Nicht nur viele seiner Parteifreund:innen, das wird in den anschließenden Diskussionen bei Maultaschen und Schwarzwälder Kirschtorte ebenfalls deutlich, wollen allerdings mehr: "Die Art, wie die Proteste laufen, geht gar nicht", sagt sogar eine frühere CDU-Europaabgeordnete. Da müsse nicht mehr geredet, sondern gehandelt werden. Im Netz wie in der realen Welt wird intensiv debattiert über die diversen Stellschrauben, an denen zu drehen sei – etwa darüber, was eigentlich noch gedeckt ist von der Meinungsfreiheit. Die Galgen, bestückt mit Ampeln, beschäftigen inzwischen Ermittlungsbehörden. Bayerische Grüne haben bereits Strafanzeige gestellt gegen einen Unternehmer, der Schmähplakate an einen Zaun hängte.

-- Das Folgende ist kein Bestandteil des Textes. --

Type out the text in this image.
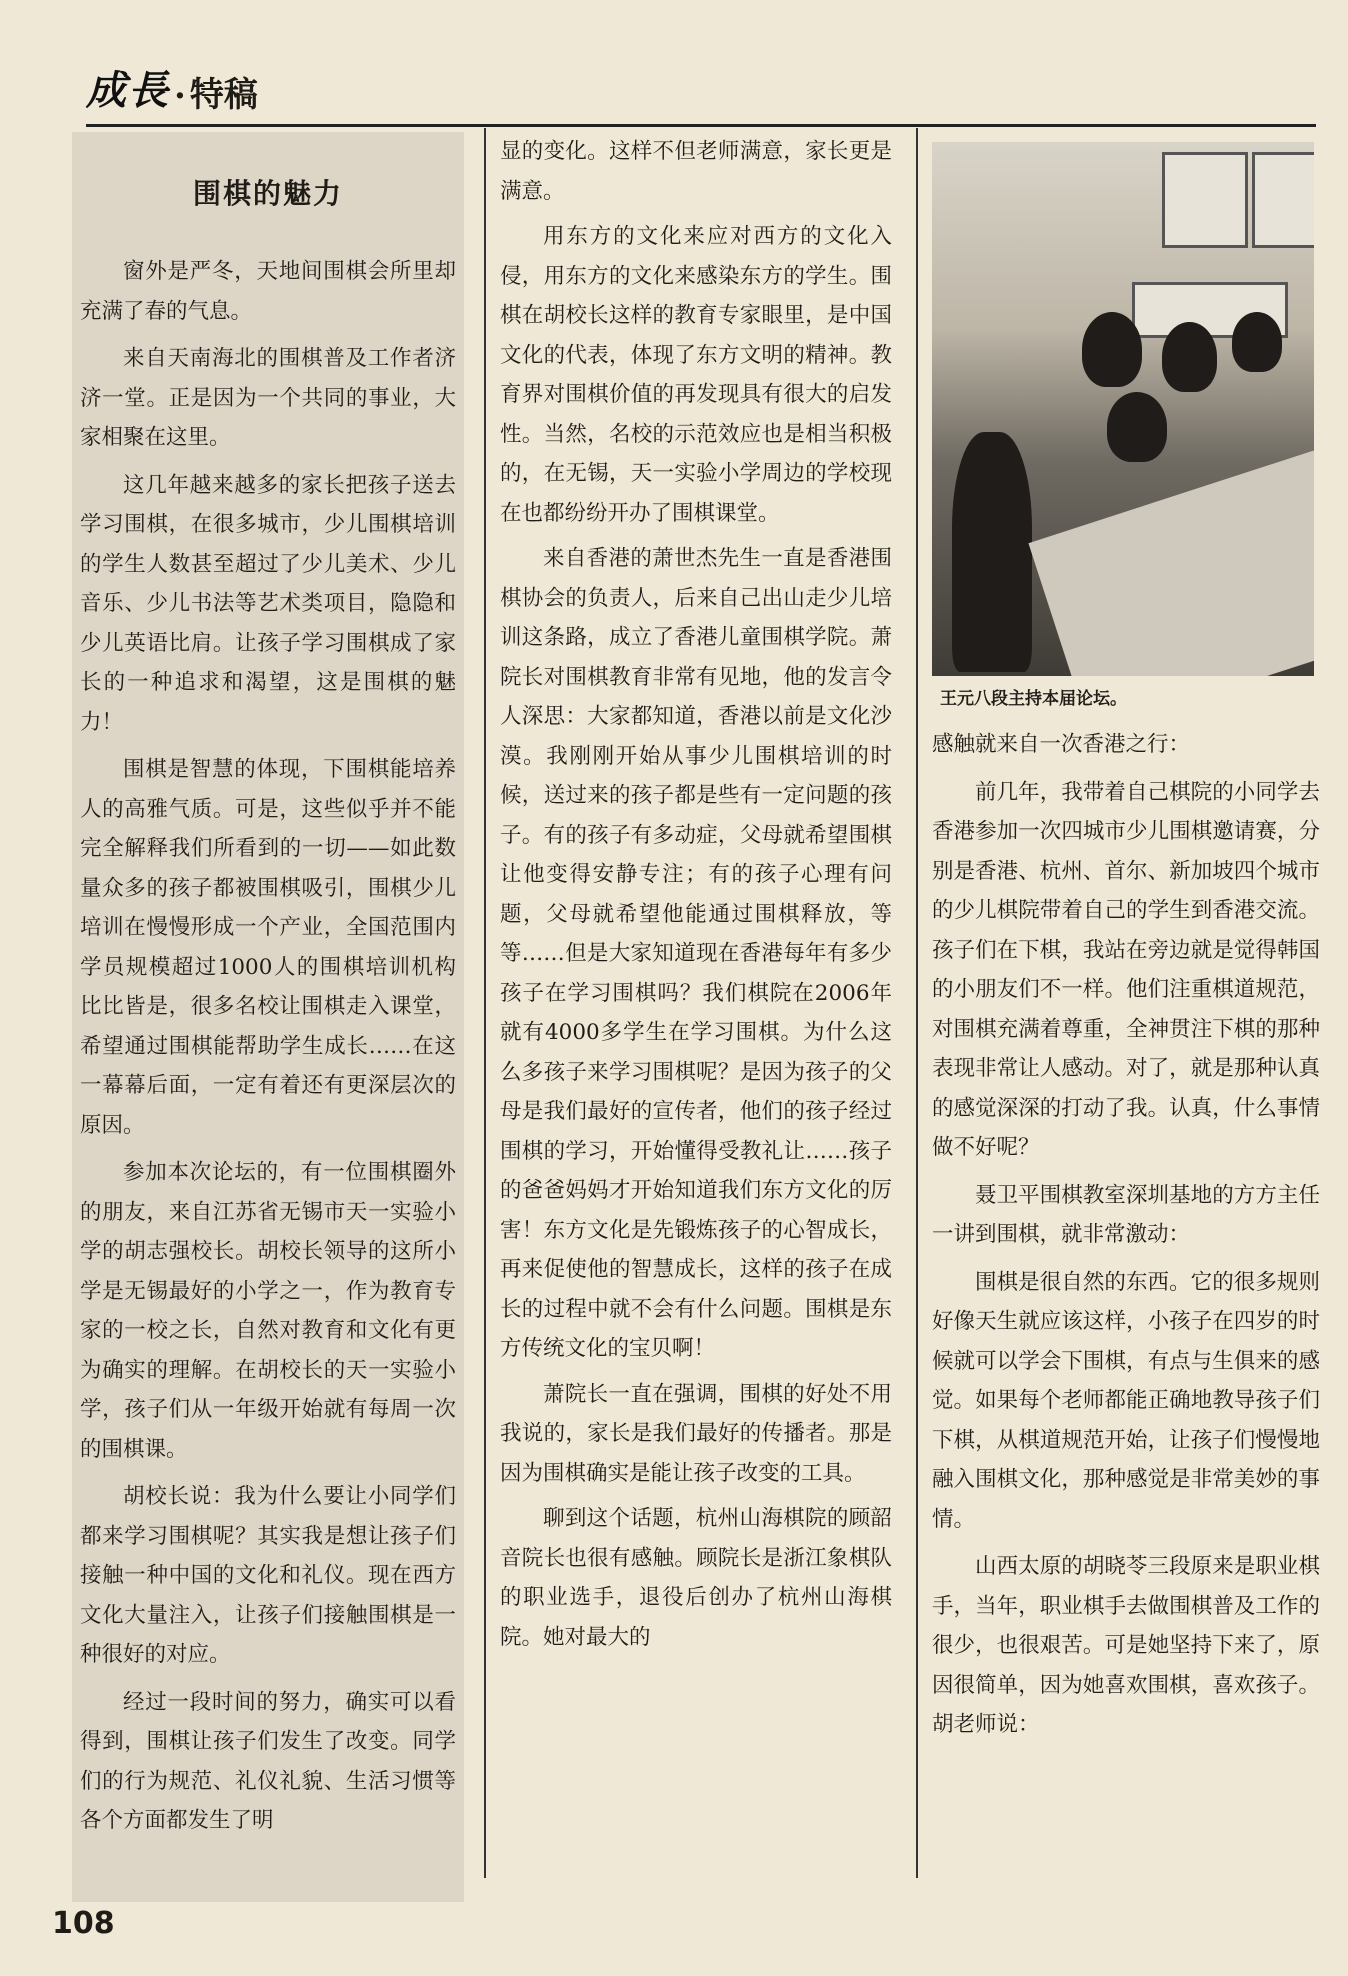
成長 · 特稿
围棋的魅力

窗外是严冬，天地间围棋会所里却充满了春的气息。

来自天南海北的围棋普及工作者济济一堂。正是因为一个共同的事业，大家相聚在这里。

这几年越来越多的家长把孩子送去学习围棋，在很多城市，少儿围棋培训的学生人数甚至超过了少儿美术、少儿音乐、少儿书法等艺术类项目，隐隐和少儿英语比肩。让孩子学习围棋成了家长的一种追求和渴望，这是围棋的魅力！

围棋是智慧的体现，下围棋能培养人的高雅气质。可是，这些似乎并不能完全解释我们所看到的一切——如此数量众多的孩子都被围棋吸引，围棋少儿培训在慢慢形成一个产业，全国范围内学员规模超过1000人的围棋培训机构比比皆是，很多名校让围棋走入课堂，希望通过围棋能帮助学生成长……在这一幕幕后面，一定有着还有更深层次的原因。

参加本次论坛的，有一位围棋圈外的朋友，来自江苏省无锡市天一实验小学的胡志强校长。胡校长领导的这所小学是无锡最好的小学之一，作为教育专家的一校之长，自然对教育和文化有更为确实的理解。在胡校长的天一实验小学，孩子们从一年级开始就有每周一次的围棋课。

胡校长说：我为什么要让小同学们都来学习围棋呢？其实我是想让孩子们接触一种中国的文化和礼仪。现在西方文化大量注入，让孩子们接触围棋是一种很好的对应。

经过一段时间的努力，确实可以看得到，围棋让孩子们发生了改变。同学们的行为规范、礼仪礼貌、生活习惯等各个方面都发生了明

显的变化。这样不但老师满意，家长更是满意。

用东方的文化来应对西方的文化入侵，用东方的文化来感染东方的学生。围棋在胡校长这样的教育专家眼里，是中国文化的代表，体现了东方文明的精神。教育界对围棋价值的再发现具有很大的启发性。当然，名校的示范效应也是相当积极的，在无锡，天一实验小学周边的学校现在也都纷纷开办了围棋课堂。

来自香港的萧世杰先生一直是香港围棋协会的负责人，后来自己出山走少儿培训这条路，成立了香港儿童围棋学院。萧院长对围棋教育非常有见地，他的发言令人深思：大家都知道，香港以前是文化沙漠。我刚刚开始从事少儿围棋培训的时候，送过来的孩子都是些有一定问题的孩子。有的孩子有多动症，父母就希望围棋让他变得安静专注；有的孩子心理有问题，父母就希望他能通过围棋释放，等等……但是大家知道现在香港每年有多少孩子在学习围棋吗？我们棋院在2006年就有4000多学生在学习围棋。为什么这么多孩子来学习围棋呢？是因为孩子的父母是我们最好的宣传者，他们的孩子经过围棋的学习，开始懂得受教礼让……孩子的爸爸妈妈才开始知道我们东方文化的厉害！东方文化是先锻炼孩子的心智成长，再来促使他的智慧成长，这样的孩子在成长的过程中就不会有什么问题。围棋是东方传统文化的宝贝啊！

萧院长一直在强调，围棋的好处不用我说的，家长是我们最好的传播者。那是因为围棋确实是能让孩子改变的工具。

聊到这个话题，杭州山海棋院的顾韶音院长也很有感触。顾院长是浙江象棋队的职业选手，退役后创办了杭州山海棋院。她对最大的

王元八段主持本届论坛。

感触就来自一次香港之行：

前几年，我带着自己棋院的小同学去香港参加一次四城市少儿围棋邀请赛，分别是香港、杭州、首尔、新加坡四个城市的少儿棋院带着自己的学生到香港交流。孩子们在下棋，我站在旁边就是觉得韩国的小朋友们不一样。他们注重棋道规范，对围棋充满着尊重，全神贯注下棋的那种表现非常让人感动。对了，就是那种认真的感觉深深的打动了我。认真，什么事情做不好呢？

聂卫平围棋教室深圳基地的方方主任一讲到围棋，就非常激动：

围棋是很自然的东西。它的很多规则好像天生就应该这样，小孩子在四岁的时候就可以学会下围棋，有点与生俱来的感觉。如果每个老师都能正确地教导孩子们下棋，从棋道规范开始，让孩子们慢慢地融入围棋文化，那种感觉是非常美妙的事情。

山西太原的胡晓苓三段原来是职业棋手，当年，职业棋手去做围棋普及工作的很少，也很艰苦。可是她坚持下来了，原因很简单，因为她喜欢围棋，喜欢孩子。胡老师说：

108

Auf anwalt.de, einer Rechtsberatungsplattform, wird der Galgen jedoch "als überspitzte, aber noch sachliche Auseinandersetzung lediglich mit der Politik der Regierung, der ein Ende bereitet werden soll", interpretiert. Es handele sich "offenkundig nicht um einen unzweifelhaften Aufruf zur Begehung eines Mordes oder Totschlages", denn im Vordergrund stehe die Meinungsäußerung. Dafür allerdings, dass Verhetzung unter dem Deckmantel der Meinungsfreiheit zu Radikalisierung und in extremen, keineswegs seltenen Einzelfällen zur Tat führen kann, haben bereits die parlamentarischen Untersuchungsausschüsse zum "Nationalsozialistischen Untergrund" vielfach Belege erbracht.
Treckerverbot auf Demonstrationen?
Schon vor einigen Wochen sind bei einer Kabinettssitzung in Stuttgart Stimmen laut geworden, die Trecker-Demonstrationen gesondert zu betrachten. Die Geräte sind so schwer, dass blockierte Straßen oder Autobahnauffahrten von der Polizei – anders als im Fall der Klimakleber:innen – nicht ohne Weiteres wieder zu räumen sind. Die Idee wurde erst einmal nicht weiterverfolgt. Jetzt verlangt die Gewerkschaft der Polizei, ein Verbot bei Protesten zu überdenken und Versammlungsbehörden entsprechend anzuweisen, weil die Zugmaschinen gefährlich seien.
Zudem werden sich Innen- und Agrarpolitiker:innen mit der Zukunft der grünen Kennzeichen befassen müssen, die eine Befreiung von der Kraftfahrzeugsteuer indizieren. Zehntausende Kilometer legen Traktoren in diesen Protestwochen auf Straßen zurück, für die sie gar nicht zugelassen sind. Seit mehr als einem halben Jahrhundert gibt es allerdings Ausnahmen für die Anfahrt zu Protestaktionen. "Wir wollen deeskalieren und nicht eskalieren", heißt es selbst in der SPD-Landtagsfraktion auf die Frage, ob die aktuellen Demonstrationen wirklich gedeckt sind von der bisherigen Auslegung der Regeln. Immerhin steht darin: "Steuerbefreite land- und forstwirtschaftliche Fahrzeuge dürfen nicht zu privaten oder anderen nicht land- und forstwirtschaftlichen Zwecken verwendet werden." Andere Nutznießer:innen grüner Kennzeichen, darunter Pferdebesitzer:innen mit Anhänger, dürfen diesen ausdrücklich nicht für Umzüge oder den Transport von Gegenständen nutzen.